Just as with any other service or product in the market place, the consumer must be protected from unscrupulous and misleading advertisers. I think that it was with great foresight and prudence that the International Guild (which brings educational information to our profession, and has done so for many years) recognized the worth of new-technology laser and have made necessary change. “Change” which is constant, whether we like it or not.

As a reader, I appreciate your publication and will continue subscribing for as long as I am an active electrologist.

— Hazel Glusman
Kamloops, British Columbia



The Editors respond:
International Hair Route’s stand (bias?) on laser hair removal has been well aired, clearly defined, and loudly trumpeted since 1995. IHR doesn’t like laser hair removal because, unlike electronic tweezer epilation and the hundreds of other methods of temporary hair removal that have brought electrologists together defensively against a common threat, laser hair removal (with a great deal of help from the manufacturers of laser devices) drove a massive wedge between electrologists.
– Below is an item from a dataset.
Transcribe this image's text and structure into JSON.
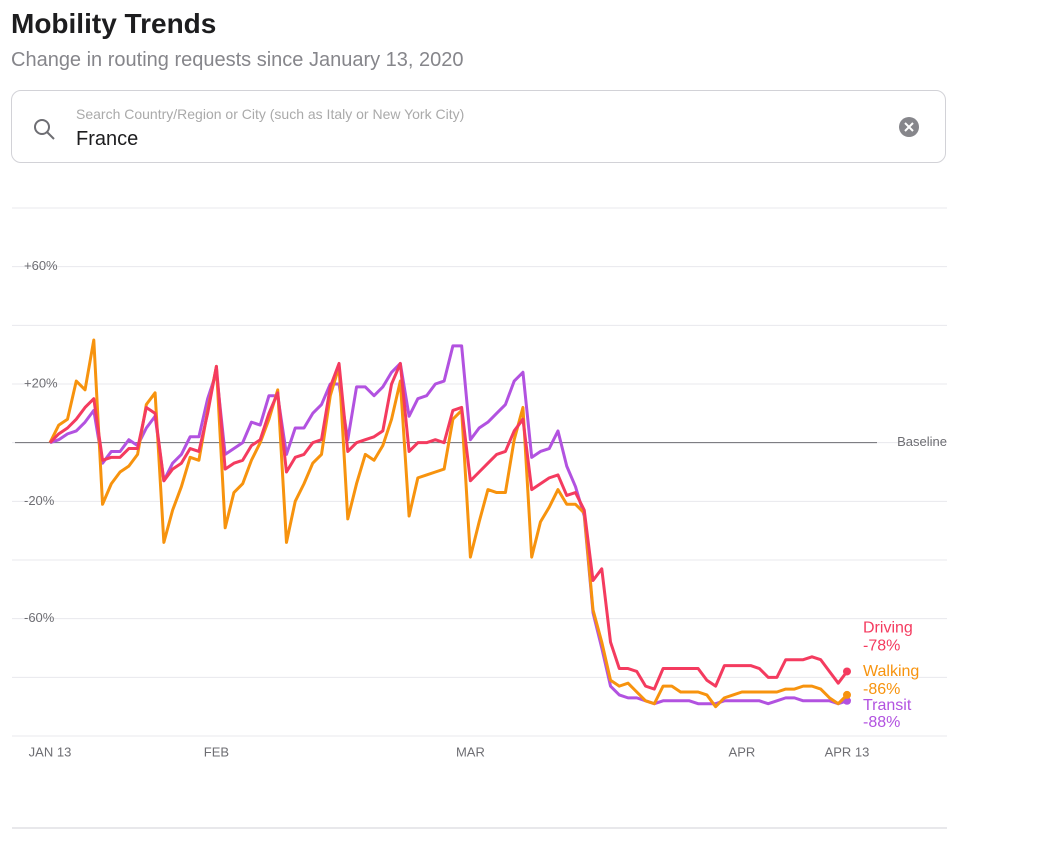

Practitioners of electrology were divided into different camps: those who believed laser would be the hair removal method of the future, those who thought the laser idea unfeasible and improper for electrologists, and those who hoped that the two systems could live and thrive together under one roof.
Hair Route has friends in all three camps, but it was never possible for it to encompass laser or accept advertising for laser hair removal, because the vast majority of its subscribers are needle-type electrologists — and laser hair removal has been very hurtful to a great many of them.

The devastating effect that laser has had on all the manufacturing and supply companies in the electrology field during the last eight years, and the consequent damaging effect this has had on Hair Route’s advertising revenues, is yet another reason for our bias. But the worst damage to the profession was the near decimation of our schools of electrology: where Hair Route once listed 40-50 schools in the U.S., it now lists only about a third of that number. The list of schools surviving in Canada and overseas is similarly reduced.

Yes, we’ll admit to being a bit prejudiced on this subject.